Replacing, Filtering, and Grouping Data in PySpark
When working with large datasets, it’s common to encounter messy data. Apache Spark provides powerful DataFrame functions that help you clean and transform data at scale. In this tutorial, we’ll focus on three key operations: replacing values, filtering rows, and grouping data to derive insights.
Replacing Data in PySpark
Sometimes we may want to replace missing, incorrect, or placeholder values. For example, we might replace nulls with default values or incorrect codes with readable labels.
Example: Replace null values with default values
from pyspark.sql import SparkSession
from pyspark.sql.functions import col
spark = SparkSession.builder.appName("ReplaceExample").getOrCreate()
data = [
("Alice", 34, "New York"),
("Bob", None, "Los Angeles"),
("Charlie", 29, None)
]
columns = ["Name", "Age", "City"]
df = spark.createDataFrame(data, columns)
# Replace nulls with default values
df_filled = df.fillna({"Age": 0, "City": "Unknown"})
df_filled.show()
+-------+---+-----------+ | Name|Age| City| +-------+---+-----------+ | Alice| 34| New York| | Bob| 0|Los Angeles| |Charlie| 29| Unknown| +-------+---+-----------+
Question:
Why do we replace nulls with values like 0 or "Unknown"?
Answer:
Because leaving nulls can cause issues in aggregations or analytics. By replacing them, we maintain consistency and avoid errors in downstream processing.
Filtering Data in PySpark
Filtering means selecting only the rows that match certain conditions. This helps narrow down the data for analysis.

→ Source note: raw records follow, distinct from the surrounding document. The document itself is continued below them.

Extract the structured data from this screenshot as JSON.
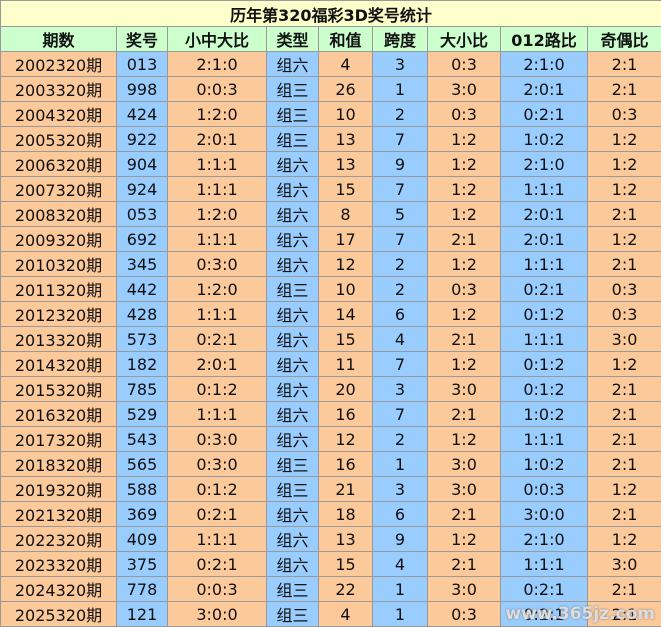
{
  "title": "历年第320福彩3D奖号统计",
  "header": [
    "期数",
    "奖号",
    "小中大比",
    "类型",
    "和值",
    "跨度",
    "大小比",
    "012路比",
    "奇偶比"
  ],
  "rows": [
    [
      "2002320期",
      "013",
      "2:1:0",
      "组六",
      "4",
      "3",
      "0:3",
      "2:1:0",
      "2:1"
    ],
    [
      "2003320期",
      "998",
      "0:0:3",
      "组三",
      "26",
      "1",
      "3:0",
      "2:0:1",
      "2:1"
    ],
    [
      "2004320期",
      "424",
      "1:2:0",
      "组三",
      "10",
      "2",
      "0:3",
      "0:2:1",
      "0:3"
    ],
    [
      "2005320期",
      "922",
      "2:0:1",
      "组三",
      "13",
      "7",
      "1:2",
      "1:0:2",
      "1:2"
    ],
    [
      "2006320期",
      "904",
      "1:1:1",
      "组六",
      "13",
      "9",
      "1:2",
      "2:1:0",
      "1:2"
    ],
    [
      "2007320期",
      "924",
      "1:1:1",
      "组六",
      "15",
      "7",
      "1:2",
      "1:1:1",
      "1:2"
    ],
    [
      "2008320期",
      "053",
      "1:2:0",
      "组六",
      "8",
      "5",
      "1:2",
      "2:0:1",
      "2:1"
    ],
    [
      "2009320期",
      "692",
      "1:1:1",
      "组六",
      "17",
      "7",
      "2:1",
      "2:0:1",
      "1:2"
    ],
    [
      "2010320期",
      "345",
      "0:3:0",
      "组六",
      "12",
      "2",
      "1:2",
      "1:1:1",
      "2:1"
    ],
    [
      "2011320期",
      "442",
      "1:2:0",
      "组三",
      "10",
      "2",
      "0:3",
      "0:2:1",
      "0:3"
    ],
    [
      "2012320期",
      "428",
      "1:1:1",
      "组六",
      "14",
      "6",
      "1:2",
      "0:1:2",
      "0:3"
    ],
    [
      "2013320期",
      "573",
      "0:2:1",
      "组六",
      "15",
      "4",
      "2:1",
      "1:1:1",
      "3:0"
    ],
    [
      "2014320期",
      "182",
      "2:0:1",
      "组六",
      "11",
      "7",
      "1:2",
      "0:1:2",
      "1:2"
    ],
    [
      "2015320期",
      "785",
      "0:1:2",
      "组六",
      "20",
      "3",
      "3:0",
      "0:1:2",
      "2:1"
    ],
    [
      "2016320期",
      "529",
      "1:1:1",
      "组六",
      "16",
      "7",
      "2:1",
      "1:0:2",
      "2:1"
    ],
    [
      "2017320期",
      "543",
      "0:3:0",
      "组六",
      "12",
      "2",
      "1:2",
      "1:1:1",
      "2:1"
    ],
    [
      "2018320期",
      "565",
      "0:3:0",
      "组三",
      "16",
      "1",
      "3:0",
      "1:0:2",
      "2:1"
    ],
    [
      "2019320期",
      "588",
      "0:1:2",
      "组三",
      "21",
      "3",
      "3:0",
      "0:0:3",
      "1:2"
    ],
    [
      "2021320期",
      "369",
      "0:2:1",
      "组六",
      "18",
      "6",
      "2:1",
      "3:0:0",
      "2:1"
    ],
    [
      "2022320期",
      "409",
      "1:1:1",
      "组六",
      "13",
      "9",
      "1:2",
      "2:1:0",
      "1:2"
    ],
    [
      "2023320期",
      "375",
      "0:2:1",
      "组六",
      "15",
      "4",
      "2:1",
      "1:1:1",
      "3:0"
    ],
    [
      "2024320期",
      "778",
      "0:0:3",
      "组三",
      "22",
      "1",
      "3:0",
      "0:2:1",
      "2:1"
    ],
    [
      "2025320期",
      "121",
      "3:0:0",
      "组三",
      "4",
      "1",
      "0:3",
      "0:2:1",
      "2:1"
    ]
  ],
  "watermark": "www.365jz.com"
}
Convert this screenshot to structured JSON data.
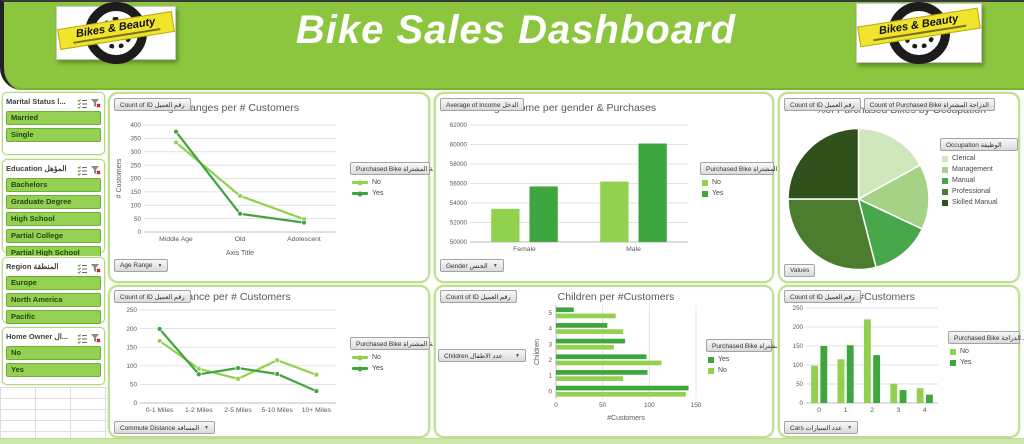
{
  "header": {
    "title": "Bike Sales Dashboard",
    "brand": "Bikes & Beauty"
  },
  "colors": {
    "banner": "#8cc63e",
    "series_no": "#92d04f",
    "series_yes": "#3fa53f",
    "panel_border": "#bfe093",
    "grid": "#d9d9d9",
    "axis": "#bfbfbf",
    "tick_text": "#595959",
    "pie": [
      "#cfe7bb",
      "#a6d285",
      "#48a74a",
      "#4c7d2f",
      "#31511c"
    ]
  },
  "slicers": [
    {
      "id": "marital-status",
      "title": "Marital Status ا...",
      "items": [
        "Married",
        "Single"
      ],
      "height": 63
    },
    {
      "id": "education",
      "title": "Education المؤهل",
      "items": [
        "Bachelors",
        "Graduate Degree",
        "High School",
        "Partial College",
        "Partial High School"
      ],
      "height": 94
    },
    {
      "id": "region",
      "title": "Region المنطقة",
      "items": [
        "Europe",
        "North America",
        "Pacific"
      ],
      "height": 66
    },
    {
      "id": "home-owner",
      "title": "Home Owner ال...",
      "items": [
        "No",
        "Yes"
      ],
      "height": 58
    }
  ],
  "panels": [
    {
      "chart": "age",
      "value_buttons": [
        "Count of ID رقم العميل"
      ],
      "axis_button": "Age Range",
      "legend_button": "Purchased Bike الدراجة المشتراة",
      "legend_glyph": "line",
      "legend": [
        {
          "label": "No",
          "color_key": "no"
        },
        {
          "label": "Yes",
          "color_key": "yes"
        }
      ]
    },
    {
      "chart": "income",
      "value_buttons": [
        "Average of Income الدخل"
      ],
      "axis_button": "Gender الجنس",
      "legend_button": "Purchased Bike الدراجة المشتراة",
      "legend_glyph": "square",
      "legend": [
        {
          "label": "No",
          "color_key": "no"
        },
        {
          "label": "Yes",
          "color_key": "yes"
        }
      ]
    },
    {
      "chart": "occupation",
      "value_buttons": [
        "Count of ID رقم العميل",
        "Count of Purchased Bike الدراجة المشتراة"
      ],
      "values_button": "Values",
      "legend_button": "Occupation الوظيفة",
      "legend_glyph": "square",
      "legend": [
        {
          "label": "Clerical",
          "color_key": "pie0"
        },
        {
          "label": "Management",
          "color_key": "pie1"
        },
        {
          "label": "Manual",
          "color_key": "pie2"
        },
        {
          "label": "Professional",
          "color_key": "pie3"
        },
        {
          "label": "Skilled Manual",
          "color_key": "pie4"
        }
      ]
    },
    {
      "chart": "distance",
      "value_buttons": [
        "Count of ID رقم العميل"
      ],
      "axis_button": "Commute Distance المسافة",
      "legend_button": "Purchased Bike الدراجة المشتراة",
      "legend_glyph": "line",
      "legend": [
        {
          "label": "No",
          "color_key": "no"
        },
        {
          "label": "Yes",
          "color_key": "yes"
        }
      ]
    },
    {
      "chart": "children",
      "value_buttons": [
        "Count of ID رقم العميل"
      ],
      "axis_button": "Children عدد الاطفال",
      "legend_button": "Purchased Bike الدراجة المشتراة",
      "legend_glyph": "square",
      "legend": [
        {
          "label": "Yes",
          "color_key": "yes"
        },
        {
          "label": "No",
          "color_key": "no"
        }
      ]
    },
    {
      "chart": "cars",
      "value_buttons": [
        "Count of ID رقم العميل"
      ],
      "axis_button": "Cars عدد السيارات",
      "legend_button": "Purchased Bike الدراجة...",
      "legend_glyph": "square",
      "legend": [
        {
          "label": "No",
          "color_key": "no"
        },
        {
          "label": "Yes",
          "color_key": "yes"
        }
      ]
    }
  ],
  "chart_data": [
    {
      "id": "age",
      "type": "line",
      "title": "Age Ranges per # Customers",
      "categories": [
        "Middle Age",
        "Old",
        "Adolescent"
      ],
      "series": [
        {
          "name": "No",
          "color_key": "no",
          "values": [
            335,
            135,
            48
          ]
        },
        {
          "name": "Yes",
          "color_key": "yes",
          "values": [
            375,
            68,
            35
          ]
        }
      ],
      "xlabel": "Axis Title",
      "ylabel": "# Customers",
      "ylim": [
        0,
        400
      ],
      "ystep": 50,
      "grid": true,
      "legend_position": "right"
    },
    {
      "id": "income",
      "type": "bar",
      "title": "Avg. Income per gender & Purchases",
      "categories": [
        "Female",
        "Male"
      ],
      "series": [
        {
          "name": "No",
          "color_key": "no",
          "values": [
            53400,
            56200
          ]
        },
        {
          "name": "Yes",
          "color_key": "yes",
          "values": [
            55700,
            60100
          ]
        }
      ],
      "xlabel": "",
      "ylabel": "",
      "ylim": [
        50000,
        62000
      ],
      "ystep": 2000,
      "grid": true,
      "legend_position": "right"
    },
    {
      "id": "occupation",
      "type": "pie",
      "title": "%of Purchased Bikes by Occupation",
      "labels": [
        "Clerical",
        "Management",
        "Manual",
        "Professional",
        "Skilled Manual"
      ],
      "values": [
        17,
        15,
        14,
        29,
        25
      ],
      "unit": "percent",
      "legend_position": "right"
    },
    {
      "id": "distance",
      "type": "line",
      "title": "Distance per # Customers",
      "categories": [
        "0-1 Miles",
        "1-2 Miles",
        "2-5 Miles",
        "5-10 Miles",
        "10+ Miles"
      ],
      "series": [
        {
          "name": "No",
          "color_key": "no",
          "values": [
            167,
            92,
            65,
            115,
            76
          ]
        },
        {
          "name": "Yes",
          "color_key": "yes",
          "values": [
            199,
            77,
            94,
            78,
            32
          ]
        }
      ],
      "xlabel": "",
      "ylabel": "",
      "ylim": [
        0,
        250
      ],
      "ystep": 50,
      "grid": true,
      "legend_position": "right"
    },
    {
      "id": "children",
      "type": "hbar",
      "title": "Children per #Customers",
      "categories": [
        "0",
        "1",
        "2",
        "3",
        "4",
        "5"
      ],
      "series": [
        {
          "name": "Yes",
          "color_key": "yes",
          "values": [
            142,
            98,
            97,
            74,
            55,
            19
          ]
        },
        {
          "name": "No",
          "color_key": "no",
          "values": [
            139,
            72,
            113,
            62,
            72,
            64
          ]
        }
      ],
      "xlabel": "#Customers",
      "ylabel": "Children",
      "xlim": [
        0,
        150
      ],
      "xstep": 50,
      "grid": true,
      "legend_position": "right"
    },
    {
      "id": "cars",
      "type": "bar",
      "title": "Cars per #Customers",
      "categories": [
        "0",
        "1",
        "2",
        "3",
        "4"
      ],
      "series": [
        {
          "name": "No",
          "color_key": "no",
          "values": [
            98,
            115,
            220,
            51,
            39
          ]
        },
        {
          "name": "Yes",
          "color_key": "yes",
          "values": [
            150,
            152,
            126,
            34,
            22
          ]
        }
      ],
      "xlabel": "",
      "ylabel": "",
      "ylim": [
        0,
        250
      ],
      "ystep": 50,
      "grid": true,
      "legend_position": "right"
    }
  ]
}
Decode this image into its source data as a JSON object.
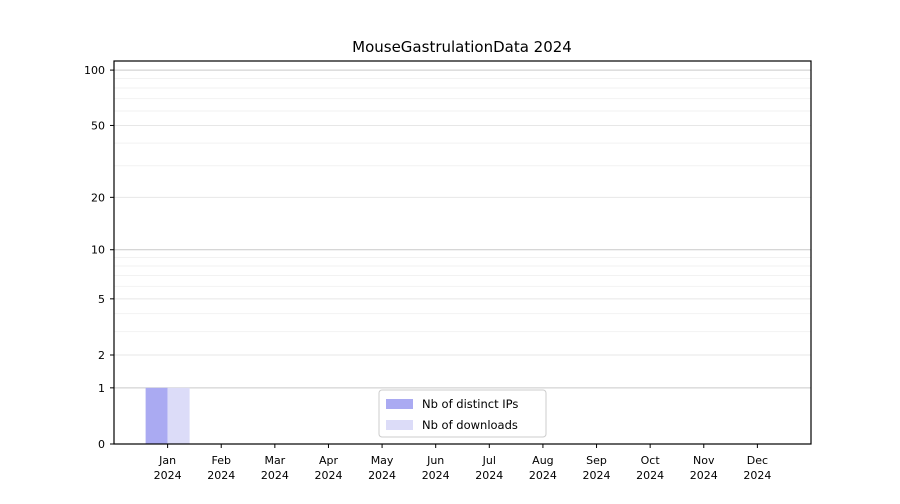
{
  "chart_data": {
    "type": "bar",
    "title": "MouseGastrulationData 2024",
    "categories": [
      "Jan",
      "Feb",
      "Mar",
      "Apr",
      "May",
      "Jun",
      "Jul",
      "Aug",
      "Sep",
      "Oct",
      "Nov",
      "Dec"
    ],
    "year_label": "2024",
    "series": [
      {
        "name": "Nb of distinct IPs",
        "color": "#aaaaf2",
        "values": [
          1,
          0,
          0,
          0,
          0,
          0,
          0,
          0,
          0,
          0,
          0,
          0
        ]
      },
      {
        "name": "Nb of downloads",
        "color": "#dcdcf8",
        "values": [
          1,
          0,
          0,
          0,
          0,
          0,
          0,
          0,
          0,
          0,
          0,
          0
        ]
      }
    ],
    "yscale": "log1p",
    "ylim": [
      0,
      112
    ],
    "yticks": {
      "values": [
        0,
        1,
        2,
        5,
        10,
        20,
        50,
        100
      ],
      "labels": [
        "0",
        "1",
        "2",
        "5",
        "10",
        "20",
        "50",
        "100"
      ]
    },
    "gridlines": {
      "major": [
        1,
        10,
        100
      ],
      "mid": [
        2,
        5,
        20,
        50
      ],
      "minor": [
        3,
        4,
        6,
        7,
        8,
        9,
        30,
        40,
        60,
        70,
        80,
        90
      ]
    },
    "legend": {
      "position": "lower-center",
      "entries": [
        "Nb of distinct IPs",
        "Nb of downloads"
      ]
    },
    "colors": {
      "bar_distinct_ips": "#aaaaf2",
      "bar_downloads": "#dcdcf8",
      "grid_major": "#c9c9c9",
      "grid_mid": "#e7e7e7",
      "grid_minor": "#f2f2f2",
      "axis": "#000000",
      "text": "#000000",
      "legend_border": "#cccccc",
      "background": "#ffffff"
    }
  }
}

Example: Filter rows based on condition
# Filter people older than 30
filtered_df = df.filter(col("Age") > 30)
filtered_df.show()
+-----+---+--------+ | Name|Age| City| +-----+---+--------+ |Alice| 34|New York| +-----+---+--------+
Question:
What happens if the column contains nulls?
Answer:
Nulls are excluded in numeric comparisons (e.g., null > 30 returns false), so those rows are not shown unless explicitly handled.
Grouping Data in PySpark
Grouping is used to summarize or aggregate data based on one or more columns. For instance, you might want to calculate the average salary by department or the count of users by city.
Example: Group by City and calculate average age
from pyspark.sql.functions import avg
# Replace nulls before grouping
df_clean = df.fillna({"Age": 0, "City": "Unknown"})
# Group by City and compute average age
grouped_df = df_clean.groupBy("City").agg(avg("Age").alias("Average_Age"))
grouped_df.show()
+-----------+-----------+ | City|Average_Age| +-----------+-----------+ | New York| 34.0| |Los Angeles| 0.0| | Unknown| 29.0| +-----------+-----------+
Question:
Why do we often replace nulls before grouping?
Answer:
If we don’t, Spark may skip those rows or create a separate group for nulls, which could distort the results or make analysis harder.
Combining Replace, Filter, and Group Operations
In real projects, we often use these operations together to clean, subset, and analyze data.
Example: Find average age of people older than 20 by city
# Step 1: Clean nulls
df_clean = df.fillna({"Age": 0, "City": "Unknown"})
# Step 2: Filter Age > 20
df_filtered = df_clean.filter(col("Age") > 20)
# Step 3: Group by City and calculate average
result = df_filtered.groupBy("City").agg(avg("Age").alias("Avg_Age"))
result.show()
+-----------+--------+ | City|Avg_Age| +-----------+--------+ | New York| 34.0| | Unknown| 29.0| +-----------+--------+
Summary
Replacing, filtering, and grouping are foundational operations in data transformation. They allow us to clean messy datasets, extract meaningful insights, and prepare data for deeper analysis or machine learning. Mastering these in PySpark will help you tackle large datasets with confidence.